Several Democratic senators said Tuesday that the Environmental Protection Agency should step up regulation of the natural gas industry because they are concerned that toxic chemicals used in drilling could enter the public water supply.
In a Senate hearing, Democrats pressed the agency about the consequences of a fast-growing drilling technique called hydraulic fracturing, or hydrofracking, that involves pumping chemicals and water deep underground to release gas deposits.
“The industry has failed to meet minimal acceptable performance levels for protecting human health and the environment,” said Senator Benjamin L. Cardin, Democrat of Maryland and chairman of the Water and Wildlife Subcommittee of the environment committee. “The question is, What is E.P.A. doing about this?”
A recent article by The New York Times reported that these drilling fluids, which are often processed at sewage treatment plants, contain radioactivity at levels far higher than federal regulators say is safe for these plants to handle.
Robert Perciasepe, the environmental agency’s deputy administrator, testified that state and federal regulators were collaborating to ensure that no contaminants from fracking entered drinking water.
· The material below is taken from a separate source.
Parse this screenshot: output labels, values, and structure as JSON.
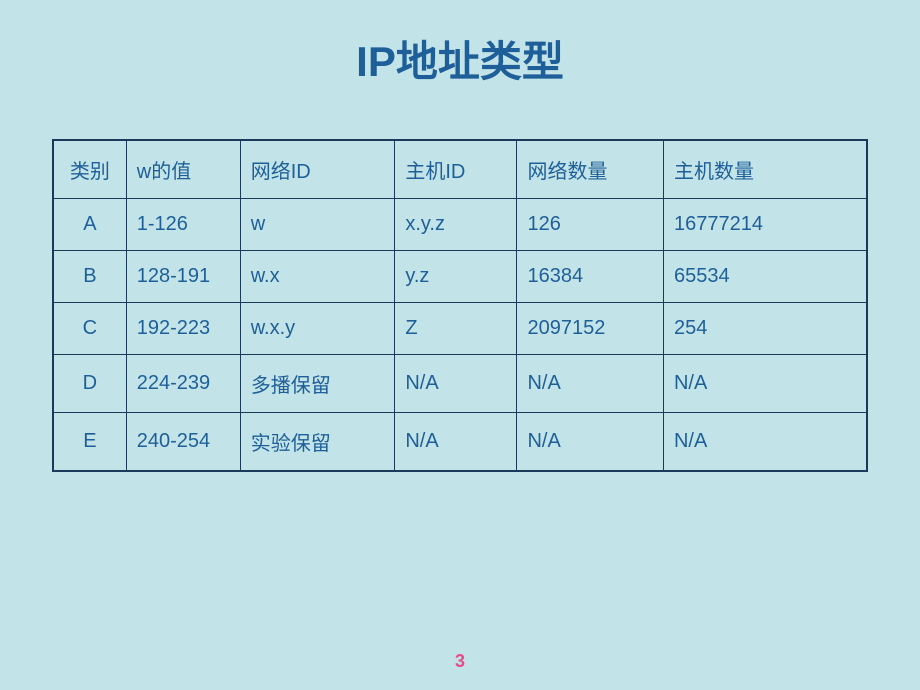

Mr. Perciasepe said that the E.P.A. had commissioned an independent study of hydrofracking and that drilling companies had been asked for new details about the chemicals in the water delivered to treatment plants.
“Our primary role here is oversight on the state programs,” he said, “but they are running the programs. Where we see some imminent endangerment, we may take our own action.”
Republicans at the hearing expressed concern about increasing the E.P.A.’s regulatory responsibilities. Current state regulations are adequate, said Senator James M. Inhofe of Oklahoma, adding that there are no cases of contaminated drinking water being linked directly to hydrofracking.
“These people have been doing a good job,” Mr. Inhofe said. “But the mentality in Washington is, nothing is done right unless it’s done in Washington.”
State regulators and environmental advocates from Colorado, Maryland, Oklahoma and Pennsylvania also testified that they were protecting the environment and ensuring the safety of drilling.
But Mr. Perciasepe said Pennsylvania could use more federal oversight. The state has granted permits to wastewater treatment plants that do not require adequate screening of the full range of contaminants that can exist in the drilling wastewater, he said.
The fate of the water — whether it is recycled, pumped back into the earth or sent to a treatment facility — has become a contentious environmental issue.
States have placed varying requirements on drilling companies. Some, like Wyoming, require that chemicals used in fracking be disclosed publicly. But others do not, a gap in information that Democrats said the E.P.A. should close.
“Water doesn’t recognize state boundaries,” said Senator Frank R. Lautenberg, Democrat of New Jersey. “You may live in a state that has strong laws against fracking, but if the state next door doesn’t, your family could still be at risk.”
The record in Pennsylvania, where natural gas drilling has grown sharply, shows why more oversight is needed, Mr. Cardin said. He noted that an E.P.A. letter to state officials warned that fracking wastewater “may present a threat to human health and the aquatic environment,” including to drinking water.
Natural gas companies in the Marcellus Shale reserve, under part of the Northeastern United States, have a much higher rate of violating environmental laws than do traditional gas companies, said Conrad Daniel Volz, director of the Center for Healthy Environments and Communities. Dangerous chemicals including barium, benzene and strontium have been found at unusually high rates in nearby water supplies, Mr. Volz said.